Wednesday, November 29, 2006

By Candlelight


everything makes sense ya know? Wonder if thats because I am so used to feeling alone in the dark right now....and the candle lights the way. Or is it because no matter how ugly the situation is at that moment, the aura of the candlelight is so soothing, comforting, and calming. One may never know for sure I guess.

But for me the night before lighting my tons of candles helped guide me in my decisions. I knew I needed to voice my opinion on the 23 year old, and hope that my husband would understand and respect my opinion. I was revoking my "you can talk to her" approval.

As it turns out, he did and he actually did respect it and KNEW he had to stop talking to her anyway, as she isn't exactly a "GOOD" person. So now two days after voicing my opinion, I feel so good. I mean who know that if you were HONEST and CALM about it that it would work out.
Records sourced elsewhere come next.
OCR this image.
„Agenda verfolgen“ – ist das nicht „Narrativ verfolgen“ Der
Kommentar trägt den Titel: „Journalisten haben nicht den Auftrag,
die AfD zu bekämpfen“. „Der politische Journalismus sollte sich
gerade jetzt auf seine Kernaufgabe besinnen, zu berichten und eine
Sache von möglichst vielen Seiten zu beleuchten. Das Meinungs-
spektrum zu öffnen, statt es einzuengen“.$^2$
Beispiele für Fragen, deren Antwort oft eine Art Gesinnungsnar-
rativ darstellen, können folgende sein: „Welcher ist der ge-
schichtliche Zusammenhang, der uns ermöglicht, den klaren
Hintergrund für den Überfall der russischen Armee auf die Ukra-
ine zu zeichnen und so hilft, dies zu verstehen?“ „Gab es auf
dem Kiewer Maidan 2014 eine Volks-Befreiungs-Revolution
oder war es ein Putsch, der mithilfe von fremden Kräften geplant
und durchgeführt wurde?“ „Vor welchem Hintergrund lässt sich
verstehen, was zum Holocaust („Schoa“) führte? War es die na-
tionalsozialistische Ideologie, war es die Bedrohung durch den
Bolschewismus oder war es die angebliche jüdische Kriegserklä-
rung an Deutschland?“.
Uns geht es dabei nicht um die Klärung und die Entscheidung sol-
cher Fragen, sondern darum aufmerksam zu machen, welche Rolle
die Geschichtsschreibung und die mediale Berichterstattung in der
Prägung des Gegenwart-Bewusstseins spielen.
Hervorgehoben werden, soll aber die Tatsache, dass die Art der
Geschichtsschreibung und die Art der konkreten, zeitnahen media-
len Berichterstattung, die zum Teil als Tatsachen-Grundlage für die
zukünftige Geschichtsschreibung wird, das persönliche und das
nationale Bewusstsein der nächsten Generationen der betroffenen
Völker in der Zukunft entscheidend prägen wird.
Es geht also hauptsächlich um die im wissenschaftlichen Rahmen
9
My husband rocks, and I am so proud of him and what he's doing. I have 38 days till I see his handsome face and spend a GROWN-UP night with him alone with out my kids (I love them tons, but will be glad for a 12 hour reprieve). So gang I think that talking and communication is the way to go, you can only bury your feelings so much before the OVERWHEALM you. I'm glad I talked to him and I'm estatic he understood and loves me enough to be flexible. Today is a good day.

1 comment:

Anonymous said...

That's soooo good. I think that being able to set boundaries around your marriage is so important (especially with the distance) and being calm in the storm - that's a gift, girl! I'm glad you got some peace today!!!